Mohave National Preserve bighorn sheep hit by pneumonia

Suspected to have come from a domestic goat-

The entire population of bighorn sheep in the Mohave National Preserve could die from pneumonia transmitted, probably, by a lone domestic Angora goat found in the desert near where the outbreak originated.

The number of bighorn near Old Dad Mountain (200 to 300) has clearly declined and the dead bighon found test positive for a microbe that is carried by domestic sheep and goats and is 50 to 90% fatal to bighorn sheep. The bacteria that cause this pneumonia are one or more of  following: Mannheimia haemolytica, Bibersteinia trehalosi, Pasteurella multocida, and Mycoplasma ovipneumoniae

It is feared that migration of bighorn rams could infect the entire preserve which holds the majority of the desert’s bighorn.

Bighorn are absolutely intolerant of domestic sheep and goats, which carry the infectuous agents silently most of the time. It has been demonstrated that the bighorn and the domestics do not have to actually come into contact. Mere trailing of sheep or goats through bighorn country often does infect the bighorn. This connection was a one time controversial, but research at the University of Idaho proved the casual relationship.

There is no vaccine for the disease. Typically the infected bighorn are shot to prevent spread to other herds.

Pneumonia is probably the largest source of bighorn deaths in the United States.  Recently a major herd near Yakima, Washington largely died off and was shot, after, as predicted, they were exposed by domestic sheep. While a half-dozen or so are killed on highways in sporadic accidents nationwide, highway deaths hardly compare to pneumonia.

 

7 thoughts on “Mohave National Preserve bighorn sheep hit by pneumonia

  1. Ralph,
    While there is no vacine to prevent this can the sheep be treated. I know it would be hard and costly but worth it.

  2. This is why I have difficulty with the concept of wildlife management. Keeping the numbers artificially low makes them only one disease or disaster away from extirpation. I don’t know why ranchers won’t take steps to cooperate to try and live with wildlife. I don’t want to think of a country with nothing but people and their cars, cattle and sheep. I do smile when I think that we’ll always have coyotes.
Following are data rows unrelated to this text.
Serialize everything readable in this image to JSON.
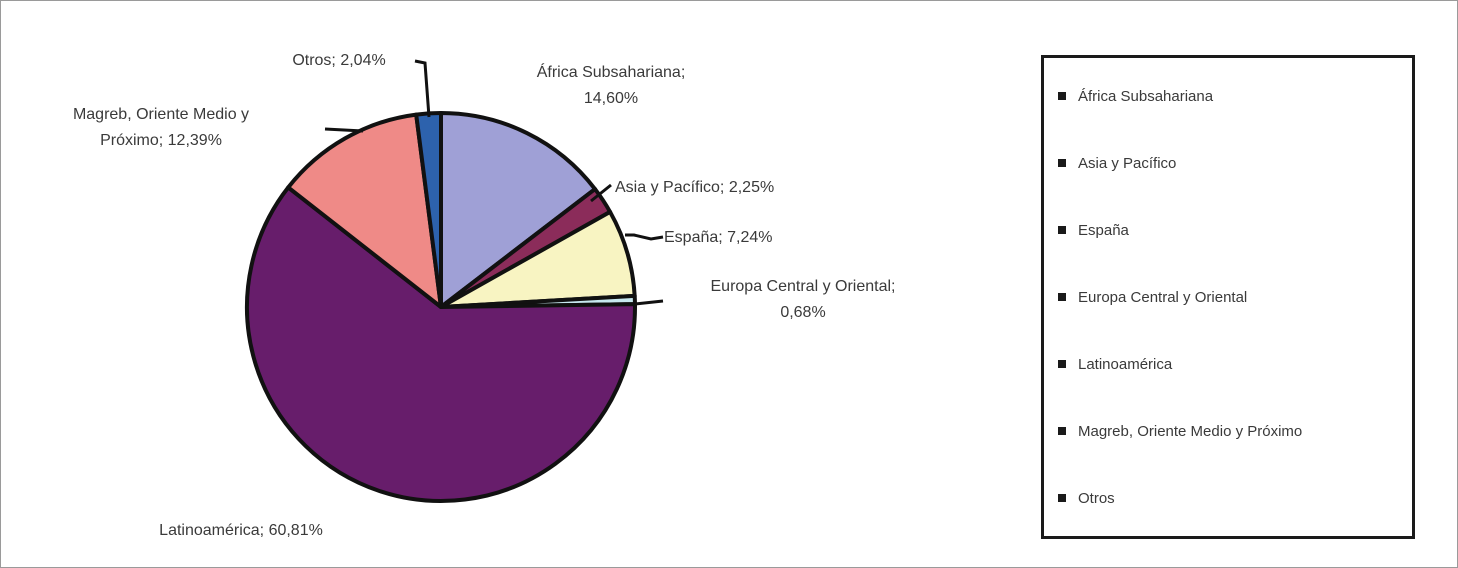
{
  "chart_data": {
    "type": "pie",
    "categories": [
      "África Subsahariana",
      "Asia y Pacífico",
      "España",
      "Europa Central y Oriental",
      "Latinoamérica",
      "Magreb, Oriente Medio y Próximo",
      "Otros"
    ],
    "values": [
      14.6,
      2.25,
      7.24,
      0.68,
      60.81,
      12.39,
      2.04
    ],
    "slices": [
      {
        "name": "África Subsahariana",
        "value": 14.6,
        "label_lines": [
          "África Subsahariana;",
          "14,60%"
        ],
        "color": "#9fa0d6"
      },
      {
        "name": "Asia y Pacífico",
        "value": 2.25,
        "label_lines": [
          "Asia y Pacífico; 2,25%"
        ],
        "color": "#8b2c5a"
      },
      {
        "name": "España",
        "value": 7.24,
        "label_lines": [
          "España; 7,24%"
        ],
        "color": "#f8f4c2"
      },
      {
        "name": "Europa Central y Oriental",
        "value": 0.68,
        "label_lines": [
          "Europa Central y Oriental;",
          "0,68%"
        ],
        "color": "#c7e8ef"
      },
      {
        "name": "Latinoamérica",
        "value": 60.81,
        "label_lines": [
          "Latinoamérica; 60,81%"
        ],
        "color": "#671d6b"
      },
      {
        "name": "Magreb, Oriente Medio y Próximo",
        "value": 12.39,
        "label_lines": [
          "Magreb, Oriente Medio y",
          "Próximo; 12,39%"
        ],
        "color": "#ef8a87"
      },
      {
        "name": "Otros",
        "value": 2.04,
        "label_lines": [
          "Otros; 2,04%"
        ],
        "color": "#2d62ad"
      }
    ],
    "legend": {
      "placement": "right",
      "entries": [
        "África Subsahariana",
        "Asia y Pacífico",
        "España",
        "Europa Central y Oriental",
        "Latinoamérica",
        "Magreb, Oriente Medio y Próximo",
        "Otros"
      ]
    }
  }
}
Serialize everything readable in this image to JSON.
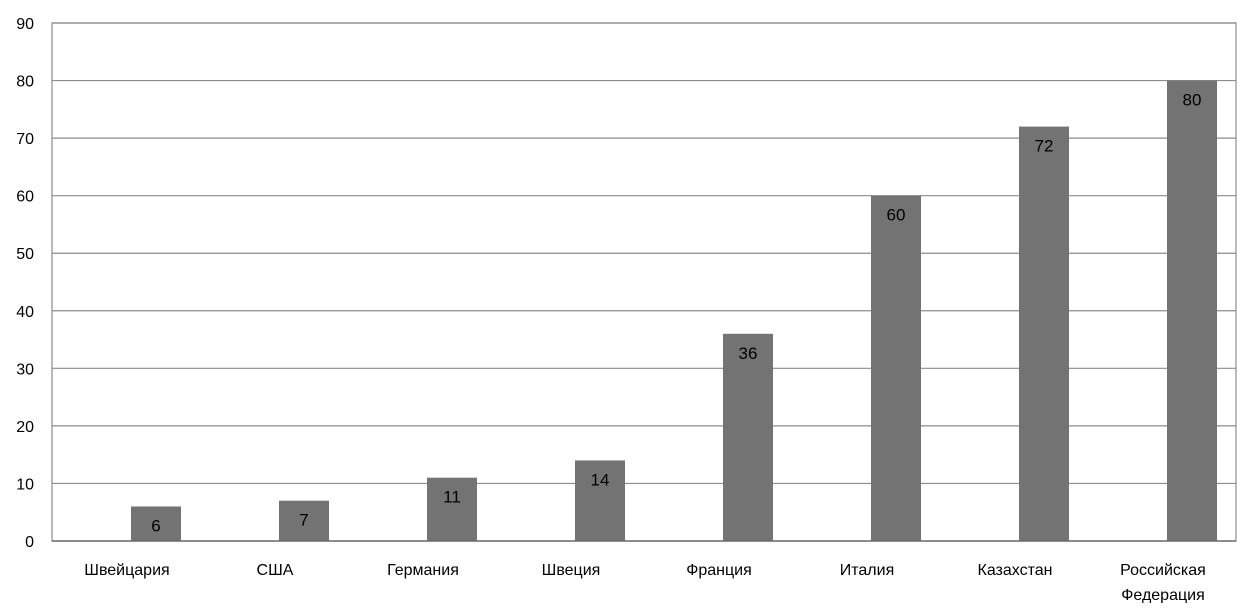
{
  "chart_data": {
    "type": "bar",
    "title": "",
    "xlabel": "",
    "ylabel": "",
    "categories": [
      [
        "Швейцария"
      ],
      [
        "США"
      ],
      [
        "Германия"
      ],
      [
        "Швеция"
      ],
      [
        "Франция"
      ],
      [
        "Италия"
      ],
      [
        "Казахстан"
      ],
      [
        "Российская",
        "Федерация"
      ]
    ],
    "values": [
      6,
      7,
      11,
      14,
      36,
      60,
      72,
      80
    ],
    "ylim": [
      0,
      90
    ],
    "yticks": [
      0,
      10,
      20,
      30,
      40,
      50,
      60,
      70,
      80,
      90
    ],
    "grid": true,
    "legend": "none",
    "colors": {
      "bar": "#737373",
      "grid": "#8c8c8c",
      "frame": "#8c8c8c"
    },
    "data_labels": true
  }
}
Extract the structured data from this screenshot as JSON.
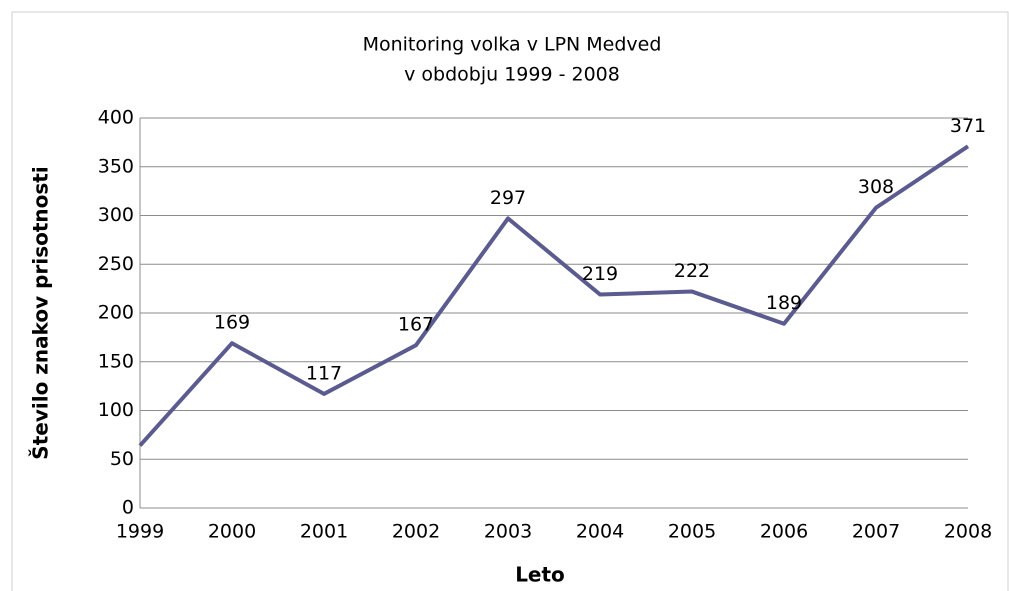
{
  "chart_data": {
    "type": "line",
    "title": [
      "Monitoring volka v LPN Medved",
      "v obdobju 1999 - 2008"
    ],
    "x_label": "Leto",
    "y_label": "Število znakov prisotnosti",
    "categories": [
      "1999",
      "2000",
      "2001",
      "2002",
      "2003",
      "2004",
      "2005",
      "2006",
      "2007",
      "2008"
    ],
    "values": [
      64,
      169,
      117,
      167,
      297,
      219,
      222,
      189,
      308,
      371
    ],
    "value_labels": [
      null,
      "169",
      "117",
      "167",
      "297",
      "219",
      "222",
      "189",
      "308",
      "371"
    ],
    "color": "#5b5b8f",
    "ylim": [
      0,
      400
    ],
    "yticks": [
      0,
      50,
      100,
      150,
      200,
      250,
      300,
      350,
      400
    ],
    "grid": true
  }
}
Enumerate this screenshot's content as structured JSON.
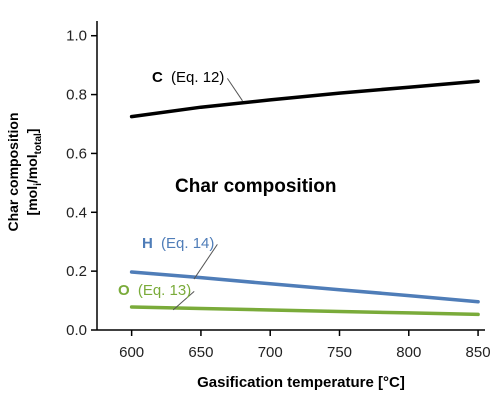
{
  "chart_data": {
    "type": "line",
    "xlabel": "Gasification temperature [°C]",
    "ylabel": {
      "line1": "Char composition",
      "line2_open": "[mol",
      "line2_sub1": "i",
      "line2_mid": "/mol",
      "line2_sub2": "total",
      "line2_close": "]"
    },
    "annotation": "Char composition",
    "xlim": [
      575,
      855
    ],
    "ylim": [
      0,
      1.05
    ],
    "x_ticks": [
      600,
      650,
      700,
      750,
      800,
      850
    ],
    "y_ticks": [
      0.0,
      0.2,
      0.4,
      0.6,
      0.8,
      1.0
    ],
    "y_tick_labels": [
      "0.0",
      "0.2",
      "0.4",
      "0.6",
      "0.8",
      "1.0"
    ],
    "grid": false,
    "series": [
      {
        "name": "C",
        "eq": "(Eq. 12)",
        "color": "#000000",
        "x": [
          600,
          650,
          700,
          750,
          800,
          850
        ],
        "y": [
          0.725,
          0.757,
          0.782,
          0.805,
          0.825,
          0.845
        ]
      },
      {
        "name": "H",
        "eq": "(Eq. 14)",
        "color": "#4f7db8",
        "x": [
          600,
          650,
          700,
          750,
          800,
          850
        ],
        "y": [
          0.197,
          0.178,
          0.157,
          0.137,
          0.117,
          0.096
        ]
      },
      {
        "name": "O",
        "eq": "(Eq. 13)",
        "color": "#7aab3a",
        "x": [
          600,
          650,
          700,
          750,
          800,
          850
        ],
        "y": [
          0.078,
          0.073,
          0.068,
          0.063,
          0.058,
          0.053
        ]
      }
    ]
  }
}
  3. Souther/Central California was once home to a large and vibrant wild sheep population that was in large part destroyed by market harvesting AND the large scale domestic sheep ranching that began in the early 1800’s.

    This disease transmission has been going on for over 150 years and it is troubling that there does not seem to be a building of resistence in the surviving populations.

  4. What may be the source of the “one angora goat” that caused this disease transmission?

  5. Years ago, I worked with a guy who had transferred from Cal Fish & Game in the late-1960s. He was full of stories of absurd happenings during his tenure in California that were both comical and sad. Sad because of how they portrayed the overwhelming impact of humans on fish and wildlife and their habitat, and because they highlighted the huge disconnect between the majority of the California public and nature as most of us have come to know it. In one case, an area wildlife biologist finally went postal after years of county commission meetings over deer seasons in which the institutional supremacy and idiocy of “single sex” deer management was persistently upheld — and still is today, at a huge loss in reduced hunter harvest, agricultural damage and vehicle collisions. After enduring one too many hypocritical lectures in front of the commission by a local rancher (“What this young man is asking us to do is to shoot our seed stock, and I learned in this business long ago that the last thing you ever do is kill your seed stock!”), he went out and began shooting does by the pickup load and distributing them to needy families. It didn’t take long for the hounds of hell to catch up to him, and normally you might think that such a flagrant breach of law would be grounds for both dismissal and prosecution. However, what he had done, besides stirring the anger and horror of a biologically illiterate public and political class, was to act out the secret dream of every wildlife professional in the agency. After due deliberation, he was issued a severe punishment — banishment to the Mojave Desert to conduct research on desert bighorns — a move that killed three birds with one stone (gave the appearance of substantial punishment — including banishment, removed him from the area of controversy to circumstances where he would be less likely to stir public ire, and rewarded him with the most plumb wildlife position in the state).